Although the musical landscape has changed dramatically over the last decade, hip-hop culture remains just as vibrant and influential as it was then. Having lived in three of the largest cultural hubs across the globe, SixSaidIt offers a refreshing take on the genre. The UK-Nigerian musician hit the scene in 2019 with the debut of her “Buckhead Freestyle,” and since then, things have been taking off.
In 2020, she shared her 7-song project Outside, which garnered praise and acclaim from fans alike. It’s characterized by songs like “Good Witch of the North” and “Spicy,” laying the groundwork for her future endeavors. Since then, Six has amassed a vast fanbase thanks to her ability to draw in listeners with recognizable elements before enticing them with the revelation of various sub-genres to which they had previously been oblivious.
Earlier this year, SixSaidIt graced her fanbase with the release of Outside II, a long-awaited follow-up to the project’s first installment. Joined by previously released cuts “Little Bit” and “Lagos is Burning (Mirror Mirror),” the 13-track builds on her growing catalog and laminates her as one of this year’s most exciting acts to keep an eye on. It doesn’t constrain itself to one sound, but rather a multitude that pays homage to her roots and forward-thinking sound. Records like the Afropop-infused “Choosey” and “Sad Girl Music” is just a few of the songs that highlight her phenomenal talent.
On the heels of her sophomore project, SixSaidIt chats with us regarding Outside II, her evolution as a musician, and advice for aspiring artists among other topics. Continue scrolling to read our conversation.
Congrats on the release of Outside II! How do you feel about the reception that it’s been receiving so far?
Thank you so much! I’m just grateful that people are vibing to it and sharing the experience with their friends. I definitely took a lot of risks on this project in order to truly showcase who I am as an artist and I’m just happy that people are excited to know more.

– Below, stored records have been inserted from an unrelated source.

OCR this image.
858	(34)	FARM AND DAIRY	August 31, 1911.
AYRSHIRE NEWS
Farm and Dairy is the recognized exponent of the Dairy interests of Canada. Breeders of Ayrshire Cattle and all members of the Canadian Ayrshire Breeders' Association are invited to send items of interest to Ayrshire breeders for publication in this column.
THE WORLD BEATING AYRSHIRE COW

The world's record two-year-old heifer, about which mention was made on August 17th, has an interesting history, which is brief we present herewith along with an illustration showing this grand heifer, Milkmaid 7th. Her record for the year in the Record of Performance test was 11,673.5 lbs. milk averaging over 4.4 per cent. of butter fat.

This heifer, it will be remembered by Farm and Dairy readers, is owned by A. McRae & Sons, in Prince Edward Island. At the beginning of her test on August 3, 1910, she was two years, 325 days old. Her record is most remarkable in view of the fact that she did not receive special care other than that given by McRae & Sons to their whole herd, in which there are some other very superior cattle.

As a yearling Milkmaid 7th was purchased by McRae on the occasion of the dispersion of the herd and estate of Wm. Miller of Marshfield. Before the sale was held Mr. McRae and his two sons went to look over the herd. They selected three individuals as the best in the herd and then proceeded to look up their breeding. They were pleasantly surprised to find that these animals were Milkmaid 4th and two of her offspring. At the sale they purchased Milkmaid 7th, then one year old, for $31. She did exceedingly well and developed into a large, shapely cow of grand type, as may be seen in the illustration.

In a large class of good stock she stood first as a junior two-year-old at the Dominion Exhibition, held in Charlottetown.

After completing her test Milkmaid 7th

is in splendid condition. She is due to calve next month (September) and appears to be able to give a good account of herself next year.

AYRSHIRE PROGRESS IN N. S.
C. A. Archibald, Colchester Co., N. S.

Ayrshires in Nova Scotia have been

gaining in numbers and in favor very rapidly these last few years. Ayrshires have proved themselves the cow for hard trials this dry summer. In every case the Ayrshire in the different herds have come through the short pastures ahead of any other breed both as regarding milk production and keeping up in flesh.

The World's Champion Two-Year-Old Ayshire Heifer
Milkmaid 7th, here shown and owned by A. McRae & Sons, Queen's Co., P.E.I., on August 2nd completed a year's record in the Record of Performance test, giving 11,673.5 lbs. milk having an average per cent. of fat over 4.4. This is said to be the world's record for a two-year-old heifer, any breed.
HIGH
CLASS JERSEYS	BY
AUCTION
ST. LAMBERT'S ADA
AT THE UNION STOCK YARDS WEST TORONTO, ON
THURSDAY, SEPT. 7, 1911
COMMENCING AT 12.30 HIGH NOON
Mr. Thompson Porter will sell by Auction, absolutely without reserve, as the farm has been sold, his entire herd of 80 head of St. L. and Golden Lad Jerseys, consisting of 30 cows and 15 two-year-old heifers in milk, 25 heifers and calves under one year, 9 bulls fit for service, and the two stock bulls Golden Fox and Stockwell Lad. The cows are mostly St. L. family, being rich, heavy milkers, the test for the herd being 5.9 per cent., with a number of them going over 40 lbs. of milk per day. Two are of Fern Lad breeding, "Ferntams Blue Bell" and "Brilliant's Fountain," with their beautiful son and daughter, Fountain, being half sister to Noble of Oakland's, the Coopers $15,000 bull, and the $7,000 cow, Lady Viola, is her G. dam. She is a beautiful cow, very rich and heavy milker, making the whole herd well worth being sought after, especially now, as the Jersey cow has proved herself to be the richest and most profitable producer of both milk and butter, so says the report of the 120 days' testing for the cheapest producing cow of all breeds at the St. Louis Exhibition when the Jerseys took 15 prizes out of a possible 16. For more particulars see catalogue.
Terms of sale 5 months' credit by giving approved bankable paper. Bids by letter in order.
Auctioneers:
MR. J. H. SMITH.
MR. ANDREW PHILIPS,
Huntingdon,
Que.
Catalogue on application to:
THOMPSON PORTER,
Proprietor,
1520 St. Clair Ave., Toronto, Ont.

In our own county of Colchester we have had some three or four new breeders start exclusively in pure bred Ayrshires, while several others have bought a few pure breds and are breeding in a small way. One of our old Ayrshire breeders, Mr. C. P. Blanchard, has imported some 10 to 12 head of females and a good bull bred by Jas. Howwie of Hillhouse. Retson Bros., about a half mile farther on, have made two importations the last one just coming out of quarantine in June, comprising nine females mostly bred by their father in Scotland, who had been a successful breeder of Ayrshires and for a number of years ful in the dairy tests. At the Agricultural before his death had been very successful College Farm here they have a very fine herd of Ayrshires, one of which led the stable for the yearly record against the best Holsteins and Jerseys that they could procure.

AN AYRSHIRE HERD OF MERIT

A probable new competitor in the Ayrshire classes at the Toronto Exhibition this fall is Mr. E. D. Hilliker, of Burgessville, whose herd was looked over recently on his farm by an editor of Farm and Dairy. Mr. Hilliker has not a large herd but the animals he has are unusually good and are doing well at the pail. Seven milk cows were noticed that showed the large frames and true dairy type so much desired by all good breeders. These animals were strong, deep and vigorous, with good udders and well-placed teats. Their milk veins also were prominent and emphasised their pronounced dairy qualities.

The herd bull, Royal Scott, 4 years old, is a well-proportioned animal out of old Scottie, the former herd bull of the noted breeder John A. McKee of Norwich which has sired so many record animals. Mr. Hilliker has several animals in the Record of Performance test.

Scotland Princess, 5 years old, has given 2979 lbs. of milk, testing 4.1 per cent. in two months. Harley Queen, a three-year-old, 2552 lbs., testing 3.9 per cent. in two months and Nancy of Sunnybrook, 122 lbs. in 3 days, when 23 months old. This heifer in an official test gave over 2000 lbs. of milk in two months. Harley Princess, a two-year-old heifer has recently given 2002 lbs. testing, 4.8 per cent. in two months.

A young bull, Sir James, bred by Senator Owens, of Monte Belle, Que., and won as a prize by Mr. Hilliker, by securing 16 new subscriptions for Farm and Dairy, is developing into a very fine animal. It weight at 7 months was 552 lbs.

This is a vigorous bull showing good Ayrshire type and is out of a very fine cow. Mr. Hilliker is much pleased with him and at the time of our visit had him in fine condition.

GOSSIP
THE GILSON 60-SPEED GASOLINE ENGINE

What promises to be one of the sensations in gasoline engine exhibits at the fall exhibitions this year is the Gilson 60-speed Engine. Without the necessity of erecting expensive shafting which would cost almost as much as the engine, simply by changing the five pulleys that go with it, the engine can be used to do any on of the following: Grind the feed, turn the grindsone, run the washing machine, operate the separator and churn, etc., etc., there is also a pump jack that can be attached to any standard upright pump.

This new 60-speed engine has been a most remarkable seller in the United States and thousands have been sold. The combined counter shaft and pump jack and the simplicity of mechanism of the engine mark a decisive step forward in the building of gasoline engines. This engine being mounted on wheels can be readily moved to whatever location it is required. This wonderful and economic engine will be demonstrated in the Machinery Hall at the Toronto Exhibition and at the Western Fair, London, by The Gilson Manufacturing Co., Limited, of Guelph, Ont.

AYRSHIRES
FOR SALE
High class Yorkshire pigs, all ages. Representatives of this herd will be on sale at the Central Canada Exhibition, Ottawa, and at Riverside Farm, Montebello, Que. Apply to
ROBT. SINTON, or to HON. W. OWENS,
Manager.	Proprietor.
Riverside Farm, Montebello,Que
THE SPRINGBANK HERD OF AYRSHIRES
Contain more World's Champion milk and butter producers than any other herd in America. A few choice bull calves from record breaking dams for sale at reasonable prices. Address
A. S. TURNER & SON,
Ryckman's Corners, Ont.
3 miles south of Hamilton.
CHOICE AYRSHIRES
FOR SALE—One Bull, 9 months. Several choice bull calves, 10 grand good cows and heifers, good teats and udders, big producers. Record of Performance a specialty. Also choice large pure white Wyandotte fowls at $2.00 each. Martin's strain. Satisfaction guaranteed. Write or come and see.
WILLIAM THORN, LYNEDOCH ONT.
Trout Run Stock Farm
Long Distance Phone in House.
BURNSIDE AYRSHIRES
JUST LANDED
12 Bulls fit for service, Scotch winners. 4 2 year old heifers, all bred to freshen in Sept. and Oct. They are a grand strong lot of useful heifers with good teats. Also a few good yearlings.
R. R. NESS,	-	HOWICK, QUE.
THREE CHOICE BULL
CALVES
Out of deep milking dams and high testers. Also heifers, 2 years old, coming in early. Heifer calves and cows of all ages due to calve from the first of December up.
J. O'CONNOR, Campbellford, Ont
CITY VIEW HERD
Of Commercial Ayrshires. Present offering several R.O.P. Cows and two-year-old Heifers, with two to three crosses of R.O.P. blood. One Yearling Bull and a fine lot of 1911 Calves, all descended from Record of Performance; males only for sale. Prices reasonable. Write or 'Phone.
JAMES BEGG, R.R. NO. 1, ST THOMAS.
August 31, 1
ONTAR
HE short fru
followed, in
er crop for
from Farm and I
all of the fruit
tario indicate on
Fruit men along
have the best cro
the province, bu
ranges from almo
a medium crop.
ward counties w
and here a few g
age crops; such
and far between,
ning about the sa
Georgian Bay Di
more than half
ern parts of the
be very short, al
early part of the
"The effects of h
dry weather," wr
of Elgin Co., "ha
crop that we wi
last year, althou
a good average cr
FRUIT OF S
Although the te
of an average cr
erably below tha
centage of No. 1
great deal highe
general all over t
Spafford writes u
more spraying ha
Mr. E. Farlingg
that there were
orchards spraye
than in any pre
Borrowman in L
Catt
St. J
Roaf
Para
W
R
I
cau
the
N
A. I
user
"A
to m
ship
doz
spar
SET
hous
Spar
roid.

As we learn more about you, it’s clear that you’ve been able to pull from a multitude of sounds and landscapes, whether it be your British-Nigerian background or current residence in Los Angeles. How, if at all, has your experience living in these different areas contributed to the project?
My background and personal experiences are always at the center of my music. It wouldn’t be a Six project if there isn’t some sort of representation of where I’m from and the cultures that I experienced. Throughout the project, especially on songs like “Greasy,” “Choosey,” and “Branama,” I tried to create a fusion of different sounds and references that tell a story of who I am.
Going back to your first full-length project, this release sets itself apart both sonically and lyrically. When reflecting on your evolution as an artist, what are you most proud of about this stage in your career?
I’m really proud of my decision to stick to what I know and finally putting full trust and faith into my artistic ability. The moment I silenced my self-doubt and external opinions on what I should and shouldn’t do next, I was able to create freely and unapologetically.
For the pre-release singles and album art as well, you worked with Poi who we had the pleasure of previously interviewing. What is it about her illustration that you feel was perfect for this particular body of work?
She’s just super dope and unique. I feel like Keely’s interpretation of her subjects, whether it be commission based or personal, is always an amplified version of them but also simultaneously a reflection of their inner personality. I feel like she did a phenomenal job in creating SixSaidIt’s figurine and really portrayed the essence of both my single “Choosey” and album Outside II.
Beyond that, one of my favorite records from the project is “Fraustar,” could you share the origin story behind how it came about?
It was inspired by someone I follow on Instagram. There was a week, it must’ve been someone’s birthday, where I just saw them and their crew spend an insane amount of money in Miami and turned around and continued their lavishly flamboyant lifestyles in Brooklyn unscathed. And since then, there hasn’t been a lapse in their flex. No one knows what they do, but yet in that flamboyance and arrogance, it creates a sense of celebrity, hence the title “FraudSTAR.” If you know scammers, you know that eventually, the jig is up, and what they do is not sustainable, but when you are hardworking, self-made, and unapologetically rich, you can maintain that lifestyle and have fun with it.
You’ve achieved and experienced so much in a short amount of time, and things will only get better from here. What advice would you give people coming into the industry, especially women?
Wow, thank you! Sometimes when you start this journey you never get to slow down and appreciate all of what you’ve accomplished and experienced so far. You become so fixated on what’s next and today’s digital age certainly does not help. With that being said my best advice I can give is 1: Just start. Don’t wait on things to be perfect, don’t wait on some magical stars to align. Put whatever it is out! The people and opportunities will come but withholding the magic you created will only eat you up inside.
2: Ladies, stand your ground. Outside of the music world, we are already being policed about every little thing we do. Don’t let that manipulation infiltrate your art. Be who you want to be. No one else’s opinion matters more than your own
With this project in the rearview, what are you looking forward to next in regard to promoting the project and closing out the year?
I’m honestly hoping to do more shows, hopefully some festivals towards the end of the year and I’d also like to connect with other artists on potential remixes! Most of all though I truly hope to connect more with my supporters in different cities around the world whether it be virtually or in person.